Всё это хранилось вместе с другими сюжетами в голове Чехова, с множеством его «чад», «детищ», все еще ждавших своего часа. Но эти — о «шуме жизни» и неизбежности смерти — вдруг стали всплывать в разговорах.

Но какая же это комедия, как обещал Чехов? Может быть, такая же, как «Чайка»? Комедия жизни о «насмешливом» человеческом счастье? И писать ее тоже следует свободно, «против условий сцены», безоглядно? Не по правилам даже Художественного театра, а так, как видится, как хочется написать?

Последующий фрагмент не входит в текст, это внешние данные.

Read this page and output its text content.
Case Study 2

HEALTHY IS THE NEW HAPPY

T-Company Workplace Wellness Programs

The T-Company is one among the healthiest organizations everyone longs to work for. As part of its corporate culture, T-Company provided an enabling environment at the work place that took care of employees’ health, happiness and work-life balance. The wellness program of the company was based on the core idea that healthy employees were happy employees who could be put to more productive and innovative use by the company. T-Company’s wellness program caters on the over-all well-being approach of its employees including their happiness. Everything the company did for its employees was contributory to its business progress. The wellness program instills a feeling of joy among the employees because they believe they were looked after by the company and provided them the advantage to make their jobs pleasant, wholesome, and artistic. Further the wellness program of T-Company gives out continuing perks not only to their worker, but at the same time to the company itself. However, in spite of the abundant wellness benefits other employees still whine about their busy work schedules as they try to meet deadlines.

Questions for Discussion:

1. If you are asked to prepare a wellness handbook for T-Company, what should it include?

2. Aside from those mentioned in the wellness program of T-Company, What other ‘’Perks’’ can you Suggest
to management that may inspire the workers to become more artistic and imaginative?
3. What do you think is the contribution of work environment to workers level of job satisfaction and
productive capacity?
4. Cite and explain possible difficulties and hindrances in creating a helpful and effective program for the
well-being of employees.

В середине августа, как было давно обговорено, один, потому что Ольге Леонардовне врачи запретили ехать в Ялту, Чехов покинул Любимовку. Он не сказал жене, что у него в мокроте появилась кровь. Книппер передала с ним письмо для Марии Павловны. В нем она объяснила отъезд мужа желанием родных разлучить супругов, наконец-то освободить Чехова от ухода за ней. Назвала свекровь и золовку «жестокими», упрекнула в черствости. Обиженная Мария Павловна позволила прочесть это послание брату, который тут же написал жене: «За что ты обругала Машу? <…> Твое письмо очень и очень несправедливо, но что написано пером, того не вырубишь топором, Бог с ним совсем. Повторяю опять: честным словом клянусь, что мать и Маша приглашали и тебя и меня — и ни разу меня одного, что они к тебе относились всегда тепло и сердечно. Я скоро возвращусь в Москву, здесь не стану жить, хотя здесь очень хорошо. Пьесы писать не буду. <…> Мать умоляет меня купить клочок земли под Москвой. Но я ничего ей не говорю, настроение сегодня сквернейшее, погожу до завтра. Целую тебя и обнимаю, будь здорова, береги себя. <…> Пиши почаще. Твой А.».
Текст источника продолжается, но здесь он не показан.